I know democracy means people are free to vote for any party of their choice. However, if a party wins so overwhelmingly as Zanu PF did recently, surely there must be something spectacular about it.

It has been argued that the Movement for Democratic Change (MDC) is a creation of the West, but most MDC supporters I know are black Zimbabweans.

Most of them are not even card-carrying supporters, but honest people who have grown tired of being told of the biblical Canaan that is still thousands of miles away, and are now looking for another Moses to deliver the milk and the honey!

All they ask for is a better life, but it seems that will never come as long as Zanu PF is in power.

Others have also said the MDC lost because it does not have experience in running the country. Did Zanu PF have experience at Independence in 1980?

Like in any job, experience is something you learn as you go. In any event, if Zanu PF’s experience results in a ruined economy like the one we have today, then I do not think it is the kind of experience worth admiring.

For women like me, it is disappointing that basics such as tampons have become luxuries beyond our reach.

Does protecting our sovereignty mean that we have to be proud to be black like President Robert Mugabe, yet we can’t be allowed to live a decent life like him and his family?

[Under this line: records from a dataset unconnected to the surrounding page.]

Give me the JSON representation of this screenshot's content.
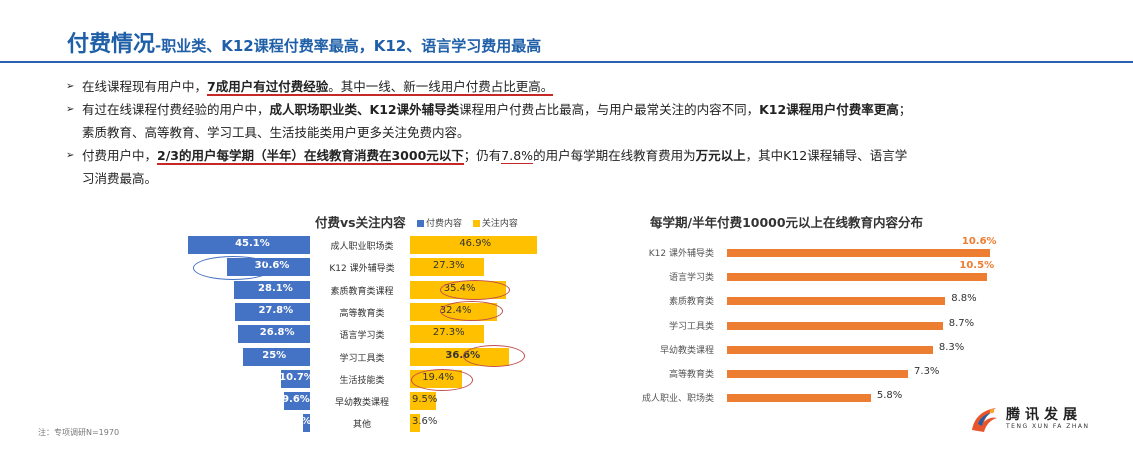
{
  "header": {
    "title_main": "付费情况",
    "title_sub": "-职业类、K12课程付费率最高，K12、语言学习费用最高"
  },
  "bullets": {
    "b1": {
      "t1": "在线课程现有用户中，",
      "t2": "7成用户有过付费经验",
      "t3": "。其中一线、新一线用户付费占比更高。"
    },
    "b2": {
      "t1": "有过在线课程付费经验的用户中，",
      "t2": "成人职场职业类、K12课外辅导类",
      "t3": "课程用户付费占比最高，与用户最常关注的内容不同，",
      "t4": "K12课程用户付费率更高",
      "t5": "；",
      "line2": "素质教育、高等教育、学习工具、生活技能类用户更多关注免费内容。"
    },
    "b3": {
      "t1": "付费用户中，",
      "t2": "2/3的用户每学期（半年）在线教育消费在3000元以下",
      "t3": "；仍有",
      "t4": "7.8%",
      "t5": "的用户每学期在线教育费用为",
      "t6": "万元以上",
      "t7": "，其中K12课程辅导、语言学",
      "line2": "习消费最高。"
    }
  },
  "left_chart": {
    "title": "付费vs关注内容",
    "legend": [
      "付费内容",
      "关注内容"
    ]
  },
  "right_chart": {
    "title": "每学期/半年付费10000元以上在线教育内容分布"
  },
  "chart_data": [
    {
      "type": "bar",
      "title": "付费vs关注内容",
      "categories": [
        "成人职业职场类",
        "K12 课外辅导类",
        "素质教育类课程",
        "高等教育类",
        "语言学习类",
        "学习工具类",
        "生活技能类",
        "早幼教类课程",
        "其他"
      ],
      "series": [
        {
          "name": "付费内容",
          "values": [
            45.1,
            30.6,
            28.1,
            27.8,
            26.8,
            25,
            10.7,
            9.6,
            2.5
          ],
          "labels": [
            "45.1%",
            "30.6%",
            "28.1%",
            "27.8%",
            "26.8%",
            "25%",
            "10.7%",
            "9.6%",
            "%"
          ]
        },
        {
          "name": "关注内容",
          "values": [
            46.9,
            27.3,
            35.4,
            32.4,
            27.3,
            36.6,
            19.4,
            9.5,
            3.6
          ],
          "labels": [
            "46.9%",
            "27.3%",
            "35.4%",
            "32.4%",
            "27.3%",
            "36.6%",
            "19.4%",
            "9.5%",
            "3.6%"
          ]
        }
      ]
    },
    {
      "type": "bar",
      "title": "每学期/半年付费10000元以上在线教育内容分布",
      "categories": [
        "K12 课外辅导类",
        "语言学习类",
        "素质教育类",
        "学习工具类",
        "早幼教类课程",
        "高等教育类",
        "成人职业、职场类"
      ],
      "values": [
        10.6,
        10.5,
        8.8,
        8.7,
        8.3,
        7.3,
        5.8
      ],
      "labels": [
        "10.6%",
        "10.5%",
        "8.8%",
        "8.7%",
        "8.3%",
        "7.3%",
        "5.8%"
      ]
    }
  ],
  "footnote": "注：专项调研N=1970",
  "logo": {
    "name": "腾讯发展",
    "en": "TENG XUN FA ZHAN",
    "icon": "phoenix-logo-icon"
  },
  "colors": {
    "title": "#1f5fa8",
    "blue_bar": "#4472c4",
    "gold_bar": "#ffc000",
    "orange_bar": "#ed7d31",
    "underline": "#c62828"
  }
}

The First Lady failed to attend Zimbabwe’s “first ever” Independence jubilee celebrations because she was allegedly on a trip to the Far East.

Most of us cannot even afford bus fares to visit our grandparents in Silobela.

Although I am not advocating violence (I know the pain of giving birth), I have noticed that elsewhere around the world people do not take kindly to unpopular regimes. There was a Rose Revolution in the former Soviet Republic of Georgia where thousands of people thronged the streets to demand the resignation of unpopular President Eduard Shevardnadze.

In Ukraine, there was an Orange Revolution where people power led to the re-run of elections that had been fraudulently won by pro-Russian candidate Viktor Yanukovych. The re-run resulted in popular candidate Viktor Yuschenko winning.

As I write this, there is another uprising in Uzbekistan.

Closer to home, we remember that Mugabe’s best friend, the late Laurent Kabila, came to power by leading a violent uprising against the former dictator Mobuto Sese Seko. Pity though that Kabila died by the same bullet that had propelled him to the seat of power.

We Zimbabweans are a peace-loving people, which is commendable. The only chance we have to remove incompetent governments is through the ballot box. However, when the opportunity arises, most of us vote for the ruling party. Why is that so?